Finding the $\lambda$ such that $A - \lambda I$ is singular can be theoretically expressed in terms of a concept you will have heard of before: a matrix is singular when its determinant is zero. Hence, we want to solve:
$$ p(\lambda) = \det(A - \lambda I) = 0 $$This function $p(\lambda)$ turns out to be a polynomial of degree m for an $m\times m$ matrix $A$, and is called the characteristic polynomial of $A$. Since it is a degree-m polynomial, it will typically have m roots (possibly complex numbers), the eigenvalues of $A$!

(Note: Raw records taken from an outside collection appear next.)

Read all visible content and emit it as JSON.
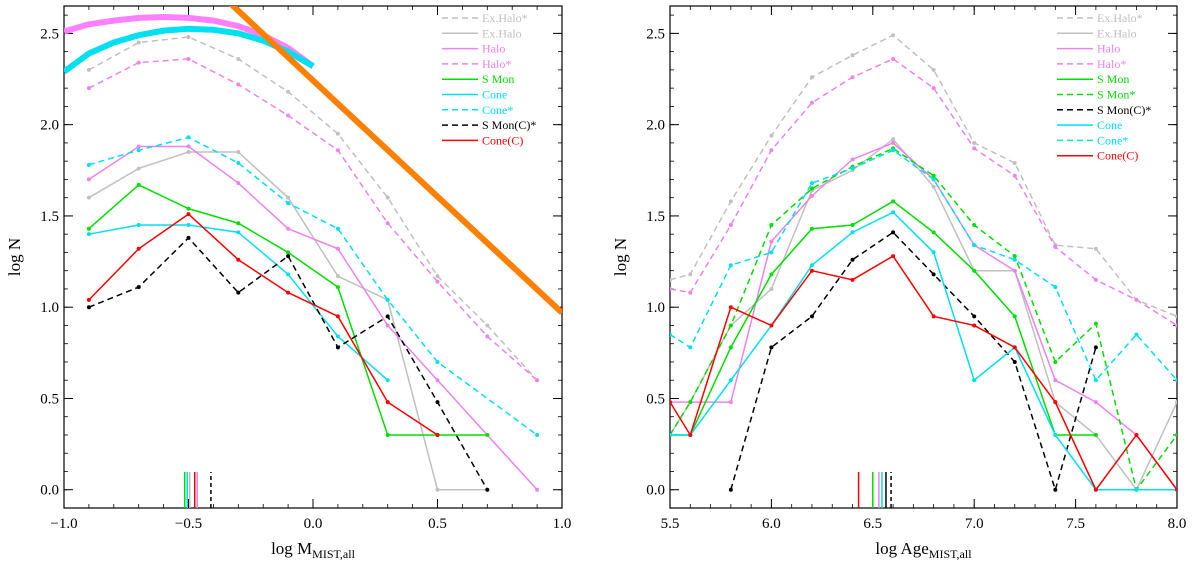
{
  "chart_data": [
    {
      "type": "line",
      "xlabel": "log M",
      "xlabel_sub": "MIST,all",
      "ylabel": "log N",
      "xlim": [
        -1.0,
        1.0
      ],
      "ylim": [
        -0.1,
        2.65
      ],
      "x_ticks": [
        -1.0,
        -0.5,
        0.0,
        0.5,
        1.0
      ],
      "x_tick_labels": [
        "−1.0",
        "−0.5",
        "0.0",
        "0.5",
        "1.0"
      ],
      "y_ticks": [
        0.0,
        0.5,
        1.0,
        1.5,
        2.0,
        2.5
      ],
      "y_tick_labels": [
        "0.0",
        "0.5",
        "1.0",
        "1.5",
        "2.0",
        "2.5"
      ],
      "legend_position": "top-right",
      "series": [
        {
          "name": "Ex.Halo*",
          "color": "#c0c0c0",
          "dash": true,
          "x": [
            -0.9,
            -0.7,
            -0.5,
            -0.3,
            -0.1,
            0.1,
            0.3,
            0.5,
            0.7,
            0.9
          ],
          "y": [
            2.3,
            2.45,
            2.48,
            2.36,
            2.18,
            1.95,
            1.6,
            1.17,
            0.9,
            0.6
          ]
        },
        {
          "name": "Ex.Halo",
          "color": "#c0c0c0",
          "dash": false,
          "x": [
            -0.9,
            -0.7,
            -0.5,
            -0.3,
            -0.1,
            0.1,
            0.3,
            0.5,
            0.7
          ],
          "y": [
            1.6,
            1.76,
            1.85,
            1.85,
            1.6,
            1.17,
            1.04,
            0.0,
            0.0
          ]
        },
        {
          "name": "Halo",
          "color": "#ee82ee",
          "dash": false,
          "x": [
            -0.9,
            -0.7,
            -0.5,
            -0.3,
            -0.1,
            0.1,
            0.3,
            0.5,
            0.7,
            0.9
          ],
          "y": [
            1.7,
            1.88,
            1.88,
            1.68,
            1.43,
            1.32,
            0.9,
            0.6,
            0.3,
            0.0
          ]
        },
        {
          "name": "Halo*",
          "color": "#ee82ee",
          "dash": true,
          "x": [
            -0.9,
            -0.7,
            -0.5,
            -0.3,
            -0.1,
            0.1,
            0.3,
            0.5,
            0.7,
            0.9
          ],
          "y": [
            2.2,
            2.34,
            2.36,
            2.22,
            2.05,
            1.86,
            1.46,
            1.14,
            0.84,
            0.6
          ]
        },
        {
          "name": "S Mon",
          "color": "#00e000",
          "dash": false,
          "x": [
            -0.9,
            -0.7,
            -0.5,
            -0.3,
            -0.1,
            0.1,
            0.3,
            0.5,
            0.7
          ],
          "y": [
            1.43,
            1.67,
            1.54,
            1.46,
            1.3,
            1.11,
            0.3,
            0.3,
            0.3
          ]
        },
        {
          "name": "Cone",
          "color": "#00e0f0",
          "dash": false,
          "x": [
            -0.9,
            -0.7,
            -0.5,
            -0.3,
            -0.1,
            0.1,
            0.3
          ],
          "y": [
            1.4,
            1.45,
            1.45,
            1.41,
            1.18,
            0.84,
            0.6
          ]
        },
        {
          "name": "Cone*",
          "color": "#00e0f0",
          "dash": true,
          "x": [
            -0.9,
            -0.7,
            -0.5,
            -0.3,
            -0.1,
            0.1,
            0.3,
            0.5,
            0.9
          ],
          "y": [
            1.78,
            1.86,
            1.93,
            1.79,
            1.57,
            1.43,
            1.04,
            0.7,
            0.3
          ]
        },
        {
          "name": "S Mon(C)*",
          "color": "#000000",
          "dash": true,
          "x": [
            -0.9,
            -0.7,
            -0.5,
            -0.3,
            -0.1,
            0.1,
            0.3,
            0.5,
            0.7
          ],
          "y": [
            1.0,
            1.11,
            1.38,
            1.08,
            1.28,
            0.78,
            0.95,
            0.48,
            0.0
          ]
        },
        {
          "name": "Cone(C)",
          "color": "#ff0000",
          "dash": false,
          "x": [
            -0.9,
            -0.7,
            -0.5,
            -0.3,
            -0.1,
            0.1,
            0.3,
            0.5
          ],
          "y": [
            1.04,
            1.32,
            1.51,
            1.26,
            1.08,
            0.95,
            0.48,
            0.3
          ]
        }
      ],
      "fits": [
        {
          "color": "#ff80ff",
          "x": [
            -1.0,
            -0.9,
            -0.8,
            -0.7,
            -0.6,
            -0.5,
            -0.4,
            -0.3,
            -0.2,
            -0.1,
            0.0
          ],
          "y": [
            2.51,
            2.55,
            2.57,
            2.585,
            2.59,
            2.585,
            2.57,
            2.54,
            2.49,
            2.42,
            2.32
          ]
        },
        {
          "color": "#00e0f0",
          "x": [
            -1.0,
            -0.9,
            -0.8,
            -0.7,
            -0.6,
            -0.5,
            -0.4,
            -0.3,
            -0.2,
            -0.1,
            0.0
          ],
          "y": [
            2.29,
            2.39,
            2.45,
            2.49,
            2.515,
            2.525,
            2.52,
            2.5,
            2.46,
            2.4,
            2.32
          ]
        },
        {
          "color": "#ff8000",
          "x": [
            -0.36,
            1.0
          ],
          "y": [
            2.7,
            0.97
          ]
        }
      ],
      "markers": [
        {
          "x": -0.515,
          "color": "#00e000",
          "dash": false
        },
        {
          "x": -0.505,
          "color": "#00e0f0",
          "dash": false
        },
        {
          "x": -0.495,
          "color": "#c0c0c0",
          "dash": false
        },
        {
          "x": -0.475,
          "color": "#ff0000",
          "dash": false
        },
        {
          "x": -0.465,
          "color": "#ee82ee",
          "dash": false
        },
        {
          "x": -0.41,
          "color": "#000000",
          "dash": true
        }
      ]
    },
    {
      "type": "line",
      "xlabel": "log Age",
      "xlabel_sub": "MIST,all",
      "ylabel": "log N",
      "xlim": [
        5.5,
        8.0
      ],
      "ylim": [
        -0.1,
        2.65
      ],
      "x_ticks": [
        5.5,
        6.0,
        6.5,
        7.0,
        7.5,
        8.0
      ],
      "x_tick_labels": [
        "5.5",
        "6.0",
        "6.5",
        "7.0",
        "7.5",
        "8.0"
      ],
      "y_ticks": [
        0.0,
        0.5,
        1.0,
        1.5,
        2.0,
        2.5
      ],
      "y_tick_labels": [
        "0.0",
        "0.5",
        "1.0",
        "1.5",
        "2.0",
        "2.5"
      ],
      "legend_position": "top-right",
      "series": [
        {
          "name": "Ex.Halo*",
          "color": "#c0c0c0",
          "dash": true,
          "x": [
            5.5,
            5.6,
            5.8,
            6.0,
            6.2,
            6.4,
            6.6,
            6.8,
            7.0,
            7.2,
            7.4,
            7.6,
            7.8,
            8.0
          ],
          "y": [
            1.15,
            1.18,
            1.58,
            1.94,
            2.26,
            2.38,
            2.49,
            2.3,
            1.9,
            1.79,
            1.34,
            1.32,
            1.04,
            0.95
          ]
        },
        {
          "name": "Ex.Halo",
          "color": "#c0c0c0",
          "dash": false,
          "x": [
            5.5,
            5.6,
            5.8,
            6.0,
            6.2,
            6.4,
            6.6,
            6.8,
            7.0,
            7.2,
            7.4,
            7.6,
            7.8,
            8.0
          ],
          "y": [
            0.3,
            0.48,
            0.9,
            1.1,
            1.64,
            1.75,
            1.92,
            1.66,
            1.2,
            1.2,
            0.48,
            0.3,
            0.0,
            0.48
          ]
        },
        {
          "name": "Halo",
          "color": "#ee82ee",
          "dash": false,
          "x": [
            5.5,
            5.6,
            5.8,
            6.0,
            6.2,
            6.4,
            6.6,
            6.8,
            7.0,
            7.2,
            7.4,
            7.6,
            7.8,
            8.0
          ],
          "y": [
            0.48,
            0.48,
            0.48,
            1.36,
            1.61,
            1.81,
            1.9,
            1.7,
            1.34,
            1.2,
            0.6,
            0.48,
            0.3,
            0.0
          ]
        },
        {
          "name": "Halo*",
          "color": "#ee82ee",
          "dash": true,
          "x": [
            5.5,
            5.6,
            5.8,
            6.0,
            6.2,
            6.4,
            6.6,
            6.8,
            7.0,
            7.2,
            7.4,
            7.6,
            7.8,
            8.0
          ],
          "y": [
            1.1,
            1.08,
            1.45,
            1.86,
            2.12,
            2.26,
            2.36,
            2.2,
            1.87,
            1.72,
            1.33,
            1.15,
            1.04,
            0.9
          ]
        },
        {
          "name": "S Mon",
          "color": "#00e000",
          "dash": false,
          "x": [
            5.5,
            5.6,
            5.8,
            6.0,
            6.2,
            6.4,
            6.6,
            6.8,
            7.0,
            7.2,
            7.4,
            7.6
          ],
          "y": [
            0.3,
            0.3,
            0.78,
            1.18,
            1.43,
            1.45,
            1.58,
            1.41,
            1.2,
            0.95,
            0.3,
            0.3
          ]
        },
        {
          "name": "S Mon*",
          "color": "#00e000",
          "dash": true,
          "x": [
            5.5,
            5.6,
            5.8,
            6.0,
            6.2,
            6.4,
            6.6,
            6.8,
            7.0,
            7.2,
            7.4,
            7.6,
            7.8,
            8.0
          ],
          "y": [
            0.3,
            0.48,
            0.9,
            1.45,
            1.65,
            1.77,
            1.87,
            1.72,
            1.45,
            1.28,
            0.7,
            0.91,
            0.0,
            0.3
          ]
        },
        {
          "name": "S Mon(C)*",
          "color": "#000000",
          "dash": true,
          "x": [
            5.8,
            6.0,
            6.2,
            6.4,
            6.6,
            6.8,
            7.0,
            7.2,
            7.4,
            7.6
          ],
          "y": [
            0.0,
            0.78,
            0.95,
            1.26,
            1.41,
            1.18,
            0.95,
            0.7,
            0.0,
            0.78
          ]
        },
        {
          "name": "Cone",
          "color": "#00e0f0",
          "dash": false,
          "x": [
            5.5,
            5.6,
            5.8,
            6.0,
            6.2,
            6.4,
            6.6,
            6.8,
            7.0,
            7.2,
            7.4,
            7.6,
            7.8,
            8.0
          ],
          "y": [
            0.3,
            0.3,
            0.6,
            0.9,
            1.23,
            1.41,
            1.52,
            1.3,
            0.6,
            0.78,
            0.3,
            0.0,
            0.0,
            0.0
          ]
        },
        {
          "name": "Cone*",
          "color": "#00e0f0",
          "dash": true,
          "x": [
            5.5,
            5.6,
            5.8,
            6.0,
            6.2,
            6.4,
            6.6,
            6.8,
            7.0,
            7.2,
            7.4,
            7.6,
            7.8,
            8.0
          ],
          "y": [
            0.85,
            0.78,
            1.23,
            1.3,
            1.68,
            1.76,
            1.86,
            1.7,
            1.34,
            1.26,
            1.11,
            0.6,
            0.85,
            0.6
          ]
        },
        {
          "name": "Cone(C)",
          "color": "#ff0000",
          "dash": false,
          "x": [
            5.5,
            5.6,
            5.8,
            6.0,
            6.2,
            6.4,
            6.6,
            6.8,
            7.0,
            7.2,
            7.4,
            7.6,
            7.8,
            8.0
          ],
          "y": [
            0.48,
            0.3,
            1.0,
            0.9,
            1.2,
            1.15,
            1.28,
            0.95,
            0.9,
            0.78,
            0.48,
            0.0,
            0.3,
            0.0
          ]
        }
      ],
      "markers": [
        {
          "x": 6.43,
          "color": "#ff0000",
          "dash": false
        },
        {
          "x": 6.5,
          "color": "#00e000",
          "dash": false
        },
        {
          "x": 6.53,
          "color": "#ee82ee",
          "dash": false
        },
        {
          "x": 6.545,
          "color": "#00e0f0",
          "dash": false
        },
        {
          "x": 6.565,
          "color": "#000000",
          "dash": false
        },
        {
          "x": 6.59,
          "color": "#000000",
          "dash": true
        }
      ]
    }
  ]
}
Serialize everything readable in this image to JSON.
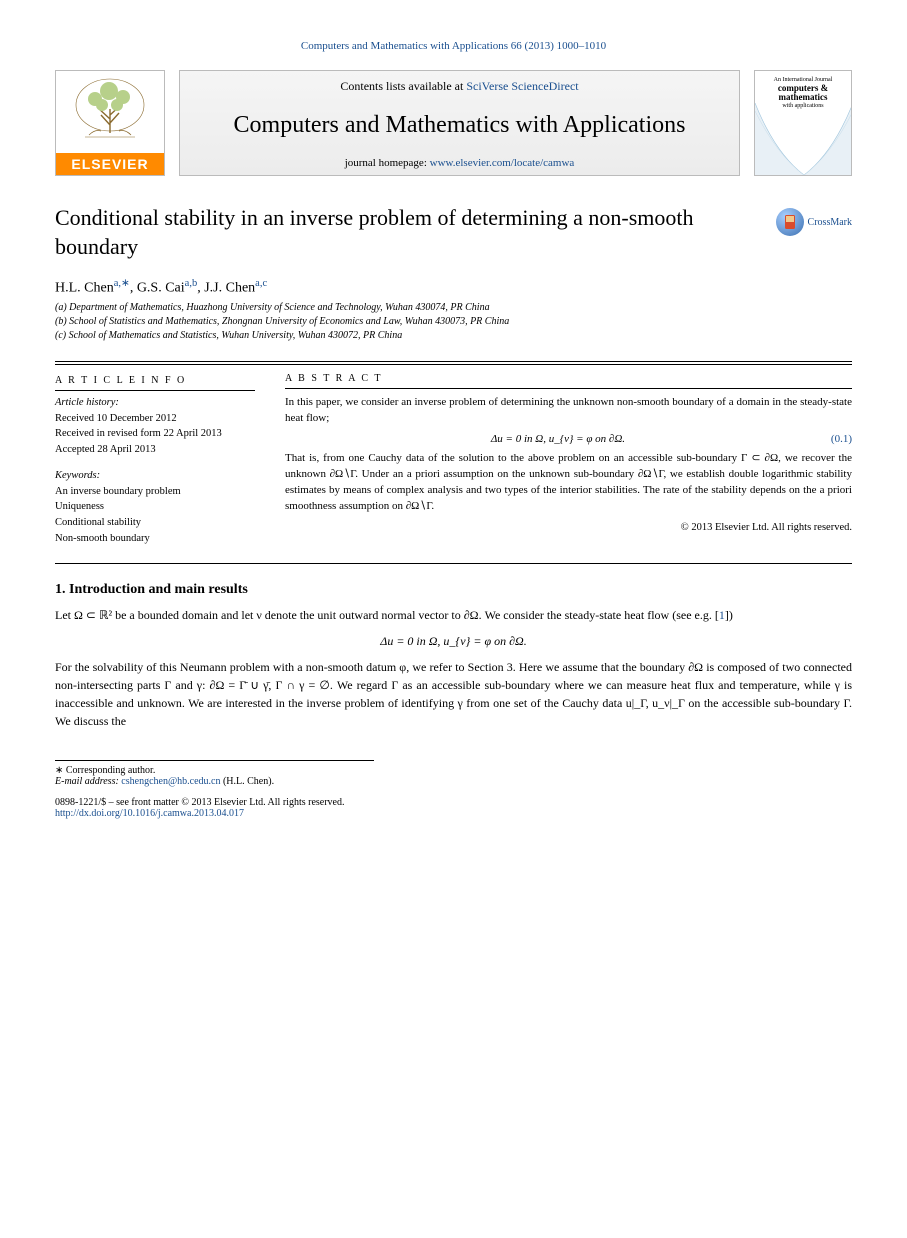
{
  "citation": "Computers and Mathematics with Applications 66 (2013) 1000–1010",
  "banner": {
    "contents_prefix": "Contents lists available at ",
    "contents_link": "SciVerse ScienceDirect",
    "journal_title": "Computers and Mathematics with Applications",
    "homepage_prefix": "journal homepage: ",
    "homepage_link": "www.elsevier.com/locate/camwa",
    "elsevier_word": "ELSEVIER",
    "cover_small1": "An International Journal",
    "cover_small2": "computers & mathematics",
    "cover_small3": "with applications"
  },
  "title": "Conditional stability in an inverse problem of determining a non-smooth boundary",
  "crossmark": "CrossMark",
  "authors_html": "H.L. Chen<sup><a>a,∗</a></sup>, G.S. Cai<sup><a>a,b</a></sup>, J.J. Chen<sup><a>a,c</a></sup>",
  "affiliations": {
    "a": "(a) Department of Mathematics, Huazhong University of Science and Technology, Wuhan 430074, PR China",
    "b": "(b) School of Statistics and Mathematics, Zhongnan University of Economics and Law, Wuhan 430073, PR China",
    "c": "(c) School of Mathematics and Statistics, Wuhan University, Wuhan 430072, PR China"
  },
  "article_info": {
    "heading": "A R T I C L E   I N F O",
    "hist_label": "Article history:",
    "received": "Received 10 December 2012",
    "revised": "Received in revised form 22 April 2013",
    "accepted": "Accepted 28 April 2013",
    "kw_label": "Keywords:",
    "kw1": "An inverse boundary problem",
    "kw2": "Uniqueness",
    "kw3": "Conditional stability",
    "kw4": "Non-smooth boundary"
  },
  "abstract": {
    "heading": "A B S T R A C T",
    "text1": "In this paper, we consider an inverse problem of determining the unknown non-smooth boundary of a domain in the steady-state heat flow;",
    "eq1": "Δu = 0   in Ω,    u_{ν} = φ   on ∂Ω.",
    "eq1_num": "(0.1)",
    "text2": "That is, from one Cauchy data of the solution to the above problem on an accessible sub-boundary Γ ⊂ ∂Ω, we recover the unknown ∂Ω∖Γ. Under an a priori assumption on the unknown sub-boundary ∂Ω∖Γ, we establish double logarithmic stability estimates by means of complex analysis and two types of the interior stabilities. The rate of the stability depends on the a priori smoothness assumption on ∂Ω∖Γ.",
    "copyright": "© 2013 Elsevier Ltd. All rights reserved."
  },
  "section1": {
    "heading": "1. Introduction and main results",
    "para": "Let Ω ⊂ ℝ² be a bounded domain and let ν denote the unit outward normal vector to ∂Ω. We consider the steady-state heat flow (see e.g. [",
    "ref1": "1",
    "para_tail": "])",
    "eq": "Δu = 0   in Ω,    u_{ν} = φ   on ∂Ω.",
    "para2": "For the solvability of this Neumann problem with a non-smooth datum φ, we refer to Section 3. Here we assume that the boundary ∂Ω is composed of two connected non-intersecting parts Γ and γ: ∂Ω = Γ̄ ∪ γ̄, Γ ∩ γ = ∅. We regard Γ as an accessible sub-boundary where we can measure heat flux and temperature, while γ is inaccessible and unknown. We are interested in the inverse problem of identifying γ from one set of the Cauchy data u|_Γ, u_ν|_Γ on the accessible sub-boundary Γ. We discuss the"
  },
  "footnotes": {
    "corr": "∗ Corresponding author.",
    "email_label": "E-mail address: ",
    "email": "cshengchen@hb.cedu.cn",
    "email_tail": " (H.L. Chen)."
  },
  "doi": {
    "code": "0898-1221/$ – see front matter © 2013 Elsevier Ltd. All rights reserved.",
    "link": "http://dx.doi.org/10.1016/j.camwa.2013.04.017"
  }
}
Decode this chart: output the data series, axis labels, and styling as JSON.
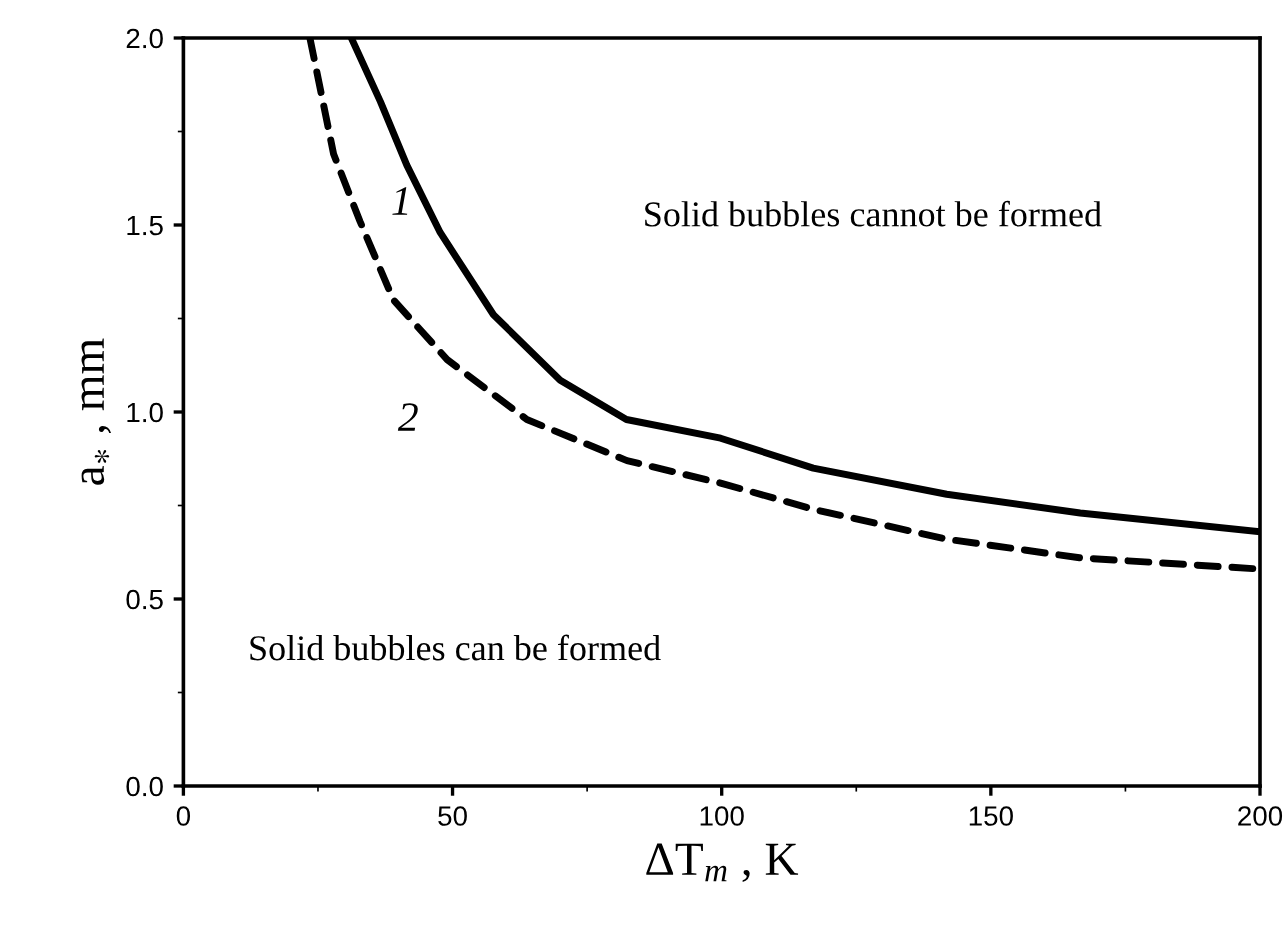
{
  "chart_data": {
    "type": "line",
    "xlabel": "ΔT$_{m}$ , K",
    "ylabel": "a$_{∗}$ , mm",
    "xlim": [
      0,
      200
    ],
    "ylim": [
      0,
      2.0
    ],
    "xticks": [
      0,
      50,
      100,
      150,
      200
    ],
    "yticks": [
      {
        "value": 0,
        "label": "0.0"
      },
      0.5,
      {
        "value": 1,
        "label": "1.0"
      },
      1.5,
      {
        "value": 2,
        "label": "2.0"
      }
    ],
    "grid": false,
    "legend": false,
    "marker": "none",
    "series": [
      {
        "name": "1",
        "color": "#000000",
        "line_style": "solid",
        "x": [
          31.2,
          36.6,
          41.5,
          47.7,
          57.6,
          70,
          82.3,
          99.8,
          117,
          141.8,
          166.6,
          200
        ],
        "values": [
          2.0,
          1.83,
          1.66,
          1.48,
          1.26,
          1.085,
          0.98,
          0.93,
          0.85,
          0.78,
          0.73,
          0.68
        ]
      },
      {
        "name": "2",
        "color": "#000000",
        "line_style": "dashed",
        "x": [
          23.5,
          27.9,
          32.8,
          39,
          49,
          63.8,
          82.4,
          99.8,
          117,
          141.8,
          166.6,
          200
        ],
        "values": [
          2.0,
          1.69,
          1.51,
          1.3,
          1.14,
          0.98,
          0.87,
          0.81,
          0.74,
          0.66,
          0.61,
          0.58
        ]
      }
    ],
    "annotations": [
      "Solid bubbles cannot be formed",
      "Solid bubbles can be formed"
    ]
  }
}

To understand this properly, we need to go back and explain determinants. All you will have seen determinants of 2×2 and 3×3 matrices before (e.g. in 18.02), but you may not have seen them for general $m\times m$ matrices.
Let's plot $p(\lambda)$ for our 4×4 matrix $A = X\Lambda X^{-1}$ from above, using Julia's built-in det
function:
using PyPlot
λ = linspace(0,0.6,100)
plot(λ, [det(A - λ*I) for λ in λ], "r-")
plot(λ, 0*λ, "k--")
plot(diag(Λ),diag(Λ)*0, "bo")
xlabel(L"\lambda")
ylabel(L"\det(A - \lambda I)")
title("characteristic polynomial")
PyObject <matplotlib.text.Text object at 0x31f97b090>
This is a quartic curve, and exactly as expected there are roots (dots) at the four eigenvalues 0.1, 0.2, 0.4, and 0.5.